Wednesday, September 26, 2007

Sometimes bigger is better

In chapter 3 of The Happiness Hypothesis by Jonathan Haidt (who has an interesting web site), he talks about the solely human virtue of reciprocity and why it's an evolutionary advantage. He begins by talking about how the law of ultrasociality - living in large cooperative societies in which hundreds or thousands of individuals reap the benefits of an extensive division of labor - has evolved at least 4 times in the animal kingdom: among "hymenoptera" (ants, bees and wasps), among termites, naked mole rats, and among humans. What may seem counterintuitive to the concept of "survival of the fittest" actually makes a lot of sense if you consider the risks. The only way for a species to continue to survive, reproduce and evolve, if you will, is to leave surviving copies of their genes. Which means making sure that everyone carrying a copy of your genes not only survives but prospers. That means siblings (which share 50% of your genes), as well as your children. Nephews and nieces carry a quarter of your genes and your cousins one-eighth. So, obviously, on those terms, reciprocity would play a vital role in the continuation of the species.

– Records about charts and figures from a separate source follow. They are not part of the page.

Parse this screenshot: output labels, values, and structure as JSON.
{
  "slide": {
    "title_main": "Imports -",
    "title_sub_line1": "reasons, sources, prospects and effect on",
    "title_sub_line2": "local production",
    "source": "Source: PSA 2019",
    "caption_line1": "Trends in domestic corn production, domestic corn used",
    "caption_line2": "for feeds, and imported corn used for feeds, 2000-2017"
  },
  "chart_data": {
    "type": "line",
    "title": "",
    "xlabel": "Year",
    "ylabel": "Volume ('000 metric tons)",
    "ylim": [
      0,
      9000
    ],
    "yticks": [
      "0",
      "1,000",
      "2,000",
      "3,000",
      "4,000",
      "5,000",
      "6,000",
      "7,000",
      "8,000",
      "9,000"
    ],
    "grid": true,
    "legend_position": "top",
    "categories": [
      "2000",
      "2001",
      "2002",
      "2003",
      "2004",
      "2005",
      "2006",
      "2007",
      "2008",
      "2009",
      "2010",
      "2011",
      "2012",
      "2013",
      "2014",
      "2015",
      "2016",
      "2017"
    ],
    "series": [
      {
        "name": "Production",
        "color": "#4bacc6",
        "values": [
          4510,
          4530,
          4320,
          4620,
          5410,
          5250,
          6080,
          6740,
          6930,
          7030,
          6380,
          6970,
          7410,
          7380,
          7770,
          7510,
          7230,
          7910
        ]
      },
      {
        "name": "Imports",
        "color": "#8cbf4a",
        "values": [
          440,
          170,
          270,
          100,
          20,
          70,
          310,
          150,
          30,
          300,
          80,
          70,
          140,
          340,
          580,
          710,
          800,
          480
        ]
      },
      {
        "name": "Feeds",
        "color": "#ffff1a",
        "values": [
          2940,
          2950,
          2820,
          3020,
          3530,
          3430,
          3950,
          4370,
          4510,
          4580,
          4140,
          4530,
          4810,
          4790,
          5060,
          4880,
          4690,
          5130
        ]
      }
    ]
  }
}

Haidt goes on to explain, though, how this concept only really works in manageable groups of a few dozen, or perhaps a hundred. Beyond that, you've moved too far out of the gene pool to risk your own genes to help. Human brains, apparently, have evolved to live in groups of roughly 150 other people. Beyond that, the number is too large to be manageable or beneficial. And this is where size comes in. Brain size that is. Humans have the largest social circle of all social animals. Chimpanzees, our closest ancestors, live in groups of around 30 and spend "emormous amounts of time grooming each other." According to what scientists have deduced from the human brain size (which Haidt explains, but it's complicated and would take up too much time, so just take my word for it that he offers the science), it's capable of roughly the 150 number. Which, when further research into city dwellers' social lives investigated, is the approximate number of friends and acquaintances that the average urbanite claims (or can know directly, by name and face, and how everyone is related to everyone else). Obviously, humans can't spend all their time grooming 150 other people in their social circles, and this, hypothesizes Haidt, is where language came in; as a replacement for physical grooming. Which I would also love to get into, and why gossip, Haidt argues, is also an evolutionary act, which he spends the next part of the chapter getting into.

I don't know, maybe this stuff is totally apparent to everyone else, but when I start reading this evolution stuff, I just find it utterly fascinating. It's not something I've given a lot of thought to in the past, and maybe there's some deep, dark recess of my psyche that doesn't believe it, so when I read about bold-faced evidence of not only how humans evolved, but why, it kind of blows my mind.